慢性アトピーはスキンケアによってのみコントロールが可能です。薬物療法と同時にスキンケアを始めます。洗う回数の目安は週2回程度が最も効果的と考えられ、症状がかるくなっていくのににあわせて減らしていき、最終的には通常2週に1回程度で行います。

スキンケアをする前に皮膚病の重症度を確認するためにテープストリップ検査をします。角化細胞だけが採取された時には最小限のバリアがあると考え、刺激性の高くないシャンプーならほとんどが使用できます。
有核細胞が5%程度までならば低毒性かつ低刺激性のシャンプーを使い、それ以上であれば界面活性剤の毒性を考えて、ぬるいお湯だけで洗います。
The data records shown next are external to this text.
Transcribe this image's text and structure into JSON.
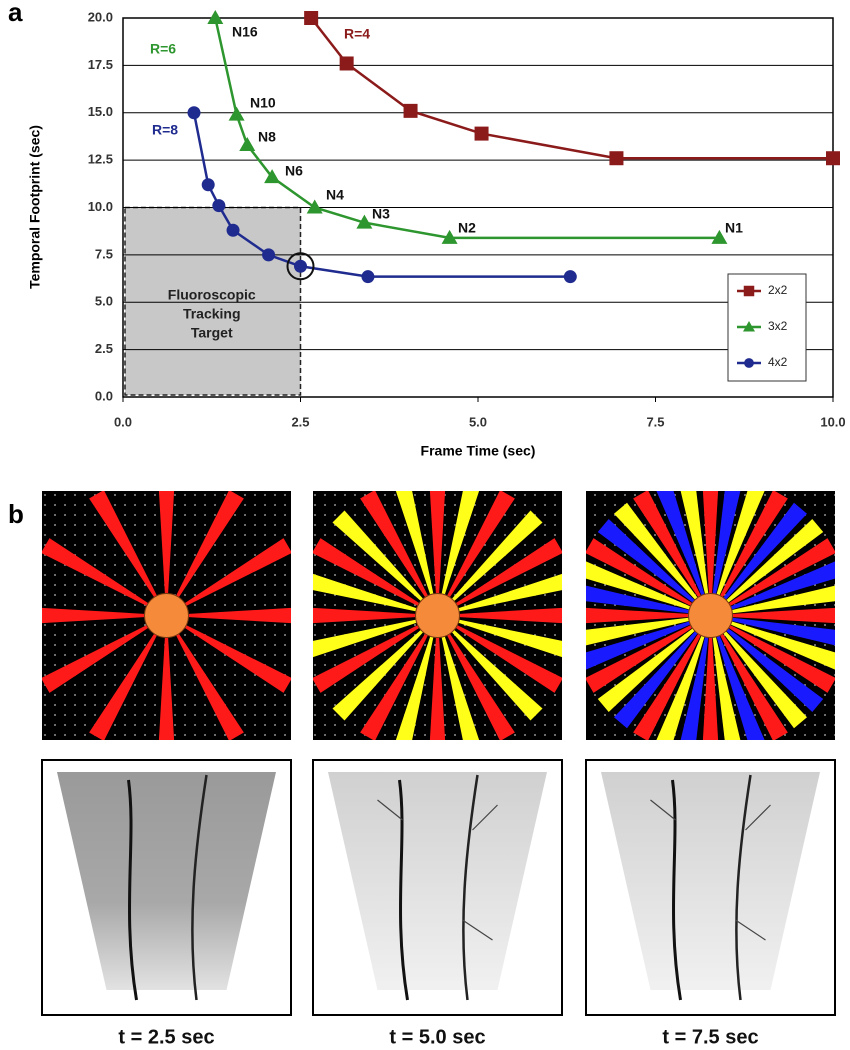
{
  "panel_labels": [
    "a",
    "b"
  ],
  "chart_data": {
    "type": "line",
    "x_label": "Frame Time (sec)",
    "y_label": "Temporal Footprint (sec)",
    "xlim": [
      0,
      10
    ],
    "ylim": [
      0,
      20
    ],
    "xticks": [
      {
        "value": 0,
        "label": "0.0"
      },
      2.5,
      {
        "value": 5,
        "label": "5.0"
      },
      7.5,
      {
        "value": 10,
        "label": "10.0"
      }
    ],
    "yticks": [
      {
        "value": 0,
        "label": "0.0"
      },
      2.5,
      {
        "value": 5,
        "label": "5.0"
      },
      7.5,
      {
        "value": 10,
        "label": "10.0"
      },
      12.5,
      {
        "value": 15,
        "label": "15.0"
      },
      17.5,
      {
        "value": 20,
        "label": "20.0"
      }
    ],
    "grid": "y",
    "legend": "lower right",
    "series": [
      {
        "name": "2x2",
        "color": "#8b1a1a",
        "marker": "square",
        "x": [
          2.65,
          3.15,
          4.05,
          5.05,
          6.95,
          10
        ],
        "values": [
          20,
          17.6,
          15.1,
          13.9,
          12.6,
          12.6
        ]
      },
      {
        "name": "3x2",
        "color": "#2e962e",
        "marker": "triangle",
        "x": [
          1.3,
          1.6,
          1.75,
          2.1,
          2.7,
          3.4,
          4.6,
          8.4
        ],
        "values": [
          20,
          14.9,
          13.3,
          11.6,
          10,
          9.2,
          8.4,
          8.4
        ]
      },
      {
        "name": "4x2",
        "color": "#1f2b8f",
        "marker": "circle",
        "x": [
          1.0,
          1.2,
          1.35,
          1.55,
          2.05,
          2.5,
          3.45,
          6.3
        ],
        "values": [
          15,
          11.2,
          10.1,
          8.8,
          7.5,
          6.9,
          6.35,
          6.35
        ]
      }
    ],
    "annotations": [
      {
        "text": "R=4",
        "color": "#8b1a1a"
      },
      {
        "text": "R=6",
        "color": "#2e962e"
      },
      {
        "text": "R=8",
        "color": "#1f2b8f"
      },
      {
        "text": "N16",
        "color": "#111111"
      },
      {
        "text": "N10",
        "color": "#111111"
      },
      {
        "text": "N8",
        "color": "#111111"
      },
      {
        "text": "N6",
        "color": "#111111"
      },
      {
        "text": "N4",
        "color": "#111111"
      },
      {
        "text": "N3",
        "color": "#111111"
      },
      {
        "text": "N2",
        "color": "#111111"
      },
      {
        "text": "N1",
        "color": "#111111"
      }
    ],
    "target": {
      "label": [
        "Fluoroscopic",
        "Tracking",
        "Target"
      ],
      "x": [
        0,
        2.5
      ],
      "y": [
        0,
        10
      ]
    }
  },
  "captions": [
    "t = 2.5 sec",
    "t = 5.0 sec",
    "t = 7.5 sec"
  ]
}
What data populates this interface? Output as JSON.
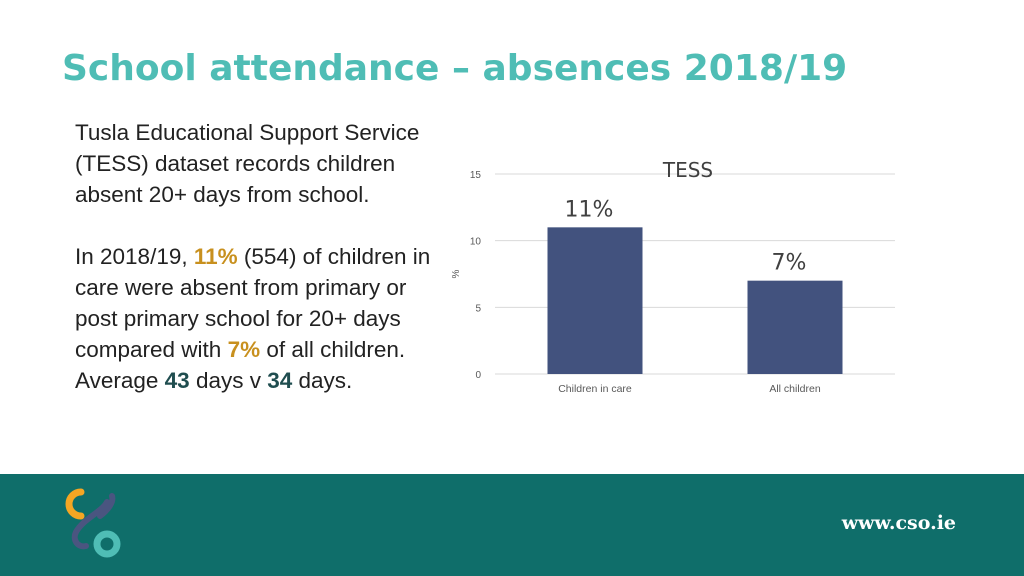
{
  "slide": {
    "title": "School attendance – absences 2018/19",
    "paragraph1": "Tusla Educational Support Service (TESS) dataset records children absent 20+ days from school.",
    "paragraph2": {
      "part1": "In 2018/19, ",
      "highlight1": "11%",
      "part2": " (554) of children in care were absent from primary or post primary school for 20+ days compared with ",
      "highlight2": "7%",
      "part3": " of all children. Average ",
      "highlight3": "43",
      "part4": " days v ",
      "highlight4": "34",
      "part5": " days."
    },
    "colors": {
      "title": "#4fbdb5",
      "highlight_pct": "#c8901e",
      "footer": "#0f6e6a",
      "bar": "#42527e"
    }
  },
  "chart_data": {
    "type": "bar",
    "title": "TESS",
    "categories": [
      "Children in care",
      "All children"
    ],
    "values": [
      11,
      7
    ],
    "data_labels": [
      "11%",
      "7%"
    ],
    "ylabel": "%",
    "xlabel": "",
    "ylim": [
      0,
      15
    ],
    "yticks": [
      "0",
      "5",
      "10",
      "15"
    ],
    "grid": true,
    "legend": "none"
  },
  "footer": {
    "website": "www.cso.ie",
    "logo_icon": "cso-logo-icon"
  }
}
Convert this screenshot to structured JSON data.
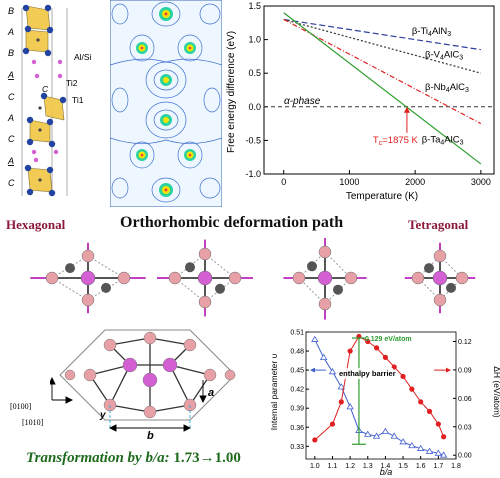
{
  "crystal_structure": {
    "stacking_labels": [
      "B",
      "A",
      "B",
      "A",
      "C",
      "A",
      "C",
      "A",
      "C"
    ],
    "site_labels": {
      "alsi": "Al/Si",
      "ti2": "Ti2",
      "ti1": "Ti1",
      "c": "C"
    }
  },
  "energy_chart": {
    "ylabel": "Free energy difference (eV)",
    "xlabel": "Temperature (K)",
    "alpha_label": "α-phase",
    "tc_label": "T",
    "tc_sub": "c",
    "tc_value": "=1875 K",
    "colors": {
      "ti4aln3": "#2d3f9e",
      "v4alc3": "#333333",
      "nb4alc3": "#e02020",
      "ta4alc3": "#2e9e2e"
    }
  },
  "chart_data": {
    "type": "line",
    "x_range": [
      -300,
      3200
    ],
    "ylim": [
      -1.0,
      1.5
    ],
    "x_ticks": [
      0,
      1000,
      2000,
      3000
    ],
    "y_ticks": [
      -1.0,
      -0.5,
      0.0,
      0.5,
      1.0,
      1.5
    ],
    "y_tick_labels": [
      "-1.0",
      "-0.5",
      "0.0",
      "0.5",
      "1.0",
      "1.5"
    ],
    "alpha_reference_y": 0.0,
    "series": [
      {
        "name": "β-Ti4AlN3",
        "x": [
          0,
          3000
        ],
        "y": [
          1.3,
          0.85
        ]
      },
      {
        "name": "β-V4AlC3",
        "x": [
          0,
          3000
        ],
        "y": [
          1.3,
          0.5
        ]
      },
      {
        "name": "β-Nb4AlC3",
        "x": [
          0,
          3000
        ],
        "y": [
          1.3,
          -0.25
        ]
      },
      {
        "name": "β-Ta4AlC3",
        "x": [
          0,
          3000
        ],
        "y": [
          1.4,
          -0.85
        ]
      }
    ],
    "tc_x": 1875
  },
  "legend_entries": [
    {
      "base": "β-Ti",
      "sub1": "4",
      "mid": "AlN",
      "sub2": "3"
    },
    {
      "base": "β-V",
      "sub1": "4",
      "mid": "AlC",
      "sub2": "3"
    },
    {
      "base": "β-Nb",
      "sub1": "4",
      "mid": "AlC",
      "sub2": "3"
    },
    {
      "base": "β-Ta",
      "sub1": "4",
      "mid": "AlC",
      "sub2": "3"
    }
  ],
  "deformation": {
    "left_label": "Hexagonal",
    "title": "Orthorhombic deformation path",
    "right_label": "Tetragonal",
    "label_color": "#8b1a3a"
  },
  "lattice": {
    "dir1": "[0100]",
    "dir2": "[1010]",
    "label_y": "y",
    "label_a": "a",
    "label_b": "b"
  },
  "transformation": {
    "prefix": "Transformation by ",
    "var": "b/a",
    "suffix": ": ",
    "value": "1.73→1.00",
    "color": "#1e6b1e"
  },
  "barrier_chart": {
    "ylabel_left": "Internal parameter υ",
    "ylabel_right": "ΔH (eV/atom)",
    "xlabel": "b/a",
    "barrier_value": "0.129 eV/atom",
    "barrier_label": "enthalpy barrier",
    "colors": {
      "internal": "#e02020",
      "enthalpy": "#4060d0",
      "barrier": "#2e9e2e"
    },
    "chart_data": {
      "type": "line",
      "x_range": [
        0.95,
        1.8
      ],
      "x_ticks": [
        1.0,
        1.1,
        1.2,
        1.3,
        1.4,
        1.5,
        1.6,
        1.7,
        1.8
      ],
      "y_left_range": [
        0.31,
        0.51
      ],
      "y_left_ticks": [
        0.33,
        0.36,
        0.39,
        0.42,
        0.45,
        0.48,
        0.51
      ],
      "y_right_range": [
        -0.004,
        0.13
      ],
      "y_right_ticks": [
        0.0,
        0.03,
        0.06,
        0.09,
        0.12
      ],
      "y_right_tick_labels": [
        "0.00",
        "0.03",
        "0.06",
        "0.09",
        "0.12"
      ],
      "series": [
        {
          "axis": "right",
          "x": [
            1.0,
            1.05,
            1.1,
            1.15,
            1.2,
            1.25,
            1.3,
            1.35,
            1.4,
            1.45,
            1.5,
            1.55,
            1.6,
            1.65,
            1.7,
            1.73
          ],
          "y": [
            0.122,
            0.103,
            0.088,
            0.072,
            0.051,
            0.026,
            0.022,
            0.02,
            0.025,
            0.02,
            0.014,
            0.01,
            0.007,
            0.004,
            0.002,
            0.0
          ]
        },
        {
          "axis": "left",
          "x": [
            1.0,
            1.1,
            1.15,
            1.2,
            1.25,
            1.3,
            1.35,
            1.4,
            1.45,
            1.5,
            1.55,
            1.6,
            1.65,
            1.7,
            1.73
          ],
          "y": [
            0.34,
            0.365,
            0.4,
            0.48,
            0.503,
            0.495,
            0.485,
            0.47,
            0.455,
            0.44,
            0.42,
            0.4,
            0.385,
            0.365,
            0.345
          ]
        }
      ],
      "barrier_x": 1.25
    }
  }
}
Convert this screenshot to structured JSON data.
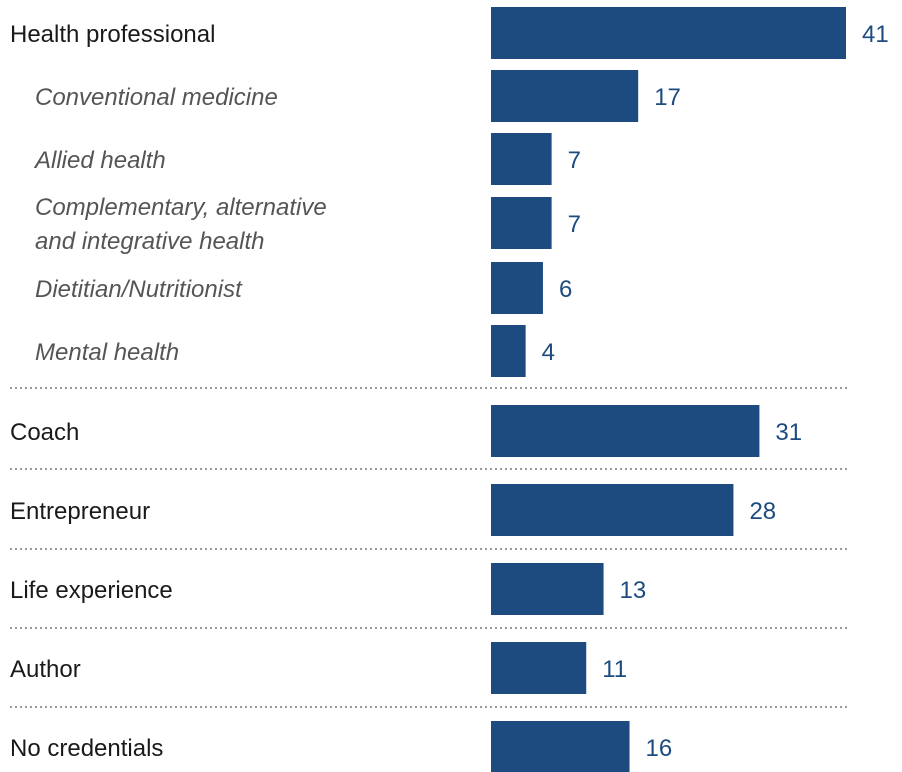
{
  "chart_data": {
    "type": "bar",
    "orientation": "horizontal",
    "categories": [
      {
        "label": "Health professional",
        "level": "main",
        "value": 41
      },
      {
        "label": "Conventional medicine",
        "level": "sub",
        "value": 17
      },
      {
        "label": "Allied health",
        "level": "sub",
        "value": 7
      },
      {
        "label": "Complementary, alternative\nand integrative health",
        "level": "sub",
        "value": 7
      },
      {
        "label": "Dietitian/Nutritionist",
        "level": "sub",
        "value": 6
      },
      {
        "label": "Mental health",
        "level": "sub",
        "value": 4
      },
      {
        "label": "Coach",
        "level": "main",
        "value": 31
      },
      {
        "label": "Entrepreneur",
        "level": "main",
        "value": 28
      },
      {
        "label": "Life experience",
        "level": "main",
        "value": 13
      },
      {
        "label": "Author",
        "level": "main",
        "value": 11
      },
      {
        "label": "No credentials",
        "level": "main",
        "value": 16
      }
    ],
    "xlim": [
      0,
      41
    ],
    "bar_color": "#1d4b80",
    "value_label_color": "#1d4b80",
    "grid": false,
    "legend": "none",
    "title": "",
    "xlabel": "",
    "ylabel": ""
  }
}
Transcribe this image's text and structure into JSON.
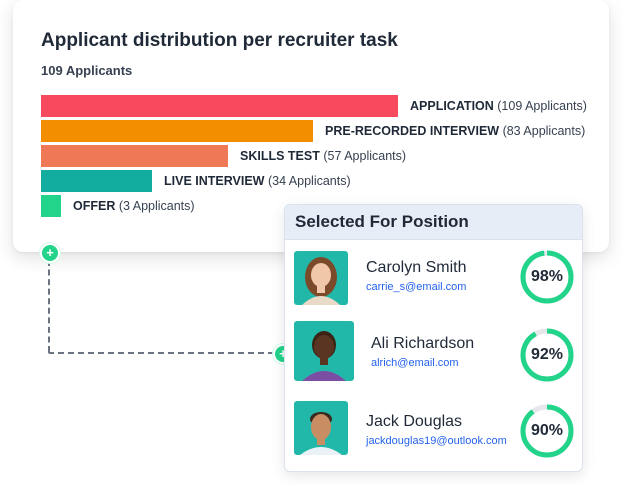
{
  "distribution": {
    "title": "Applicant distribution per recruiter task",
    "subtitle": "109 Applicants"
  },
  "chart_data": {
    "type": "bar",
    "title": "Applicant distribution per recruiter task",
    "categories": [
      "APPLICATION",
      "PRE-RECORDED INTERVIEW",
      "SKILLS TEST",
      "LIVE INTERVIEW",
      "OFFER"
    ],
    "values": [
      109,
      83,
      57,
      34,
      3
    ],
    "count_labels": [
      "(109 Applicants)",
      "(83 Applicants)",
      "(57 Applicants)",
      "(34 Applicants)",
      "(3 Applicants)"
    ],
    "colors": [
      "#f84a5e",
      "#f28e00",
      "#ef7956",
      "#13ada0",
      "#22d38a"
    ]
  },
  "selected": {
    "title": "Selected For Position",
    "people": [
      {
        "name": "Carolyn Smith",
        "email": "carrie_s@email.com",
        "score": "98%",
        "score_value": 98
      },
      {
        "name": "Ali Richardson",
        "email": "alrich@email.com",
        "score": "92%",
        "score_value": 92
      },
      {
        "name": "Jack Douglas",
        "email": "jackdouglas19@outlook.com",
        "score": "90%",
        "score_value": 90
      }
    ]
  },
  "icons": {
    "connector_top": "plus-icon",
    "connector_bottom": "plus-icon"
  },
  "colors": {
    "ring": "#22d38a",
    "ring_track": "#e5e7eb",
    "email": "#2563eb",
    "header_bg": "#e7edf6"
  }
}
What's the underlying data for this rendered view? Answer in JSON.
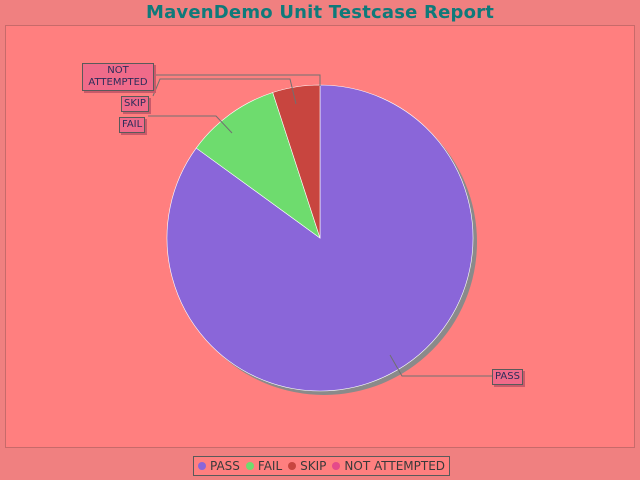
{
  "header": {
    "title": "MavenDemo Unit Testcase Report"
  },
  "chart_data": {
    "type": "pie",
    "title": "MavenDemo Unit Testcase Report",
    "slices": [
      {
        "name": "PASS",
        "value": 85,
        "color": "#8a66d9"
      },
      {
        "name": "FAIL",
        "value": 10,
        "color": "#6edc6e"
      },
      {
        "name": "SKIP",
        "value": 5,
        "color": "#c8453f"
      },
      {
        "name": "NOT ATTEMPTED",
        "value": 0,
        "color": "#e54a8a"
      }
    ],
    "legend_position": "bottom",
    "labels": {
      "pass": "PASS",
      "fail": "FAIL",
      "skip": "SKIP",
      "not_attempted_line1": "NOT",
      "not_attempted_line2": "ATTEMPTED"
    }
  },
  "legend": {
    "items": [
      {
        "label": "PASS",
        "color": "#8a66d9"
      },
      {
        "label": "FAIL",
        "color": "#6edc6e"
      },
      {
        "label": "SKIP",
        "color": "#c8453f"
      },
      {
        "label": "NOT ATTEMPTED",
        "color": "#e54a8a"
      }
    ]
  }
}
保湿は重要で、シャンプー後には必ずしなければなりません。
しかし、犬用保湿剤には低質な製品も多く、全成分記載でないものや、少なくとも指定成分が入っているものは使わないほうがよいでしょう。

 

脂漏症とスキンケア

脂漏症は、角化症犬種のアトピーと関係していることがあります。
脂漏症の時に皮膚に分泌されるのは、コンディションの悪化した皮膚からの"病的な汚れ"すなわち、コレステロールや遊離脂肪酸などの皮膚に有害な分泌物と、加速したターンオーバーで蓄積した脱落角質細胞、そしてそこに繁殖した微生物、特にマラセチアです。
マラセチア抗原に対する皮内反応は脂漏症症例の約半数で陽性となります。

普通のアトピー犬よりもターンオーバーが亢進し、多くの場合、テープストリップ検査で有核細胞が見つかります。
スキンケアは普通のアトピー犬以上に大切で、薬物治療と同時に始めるほうがよいのですが、憎悪期の洗浄はシャンプーによる接触性皮膚炎を誘発する可能性が高いために、ぬるいお湯以外での洗浄はしないほうがよいでしょう。
洗浄では皮膚の上の大量の油脂が問題になるために、除去にはクレンジングを行う必要があります。十分に洗浄して水溶性の汚れを除去した後にクレンジングをします。
その後、シャンプーでクレンジング剤を除去した後、十分にすすいで保湿剤を使います。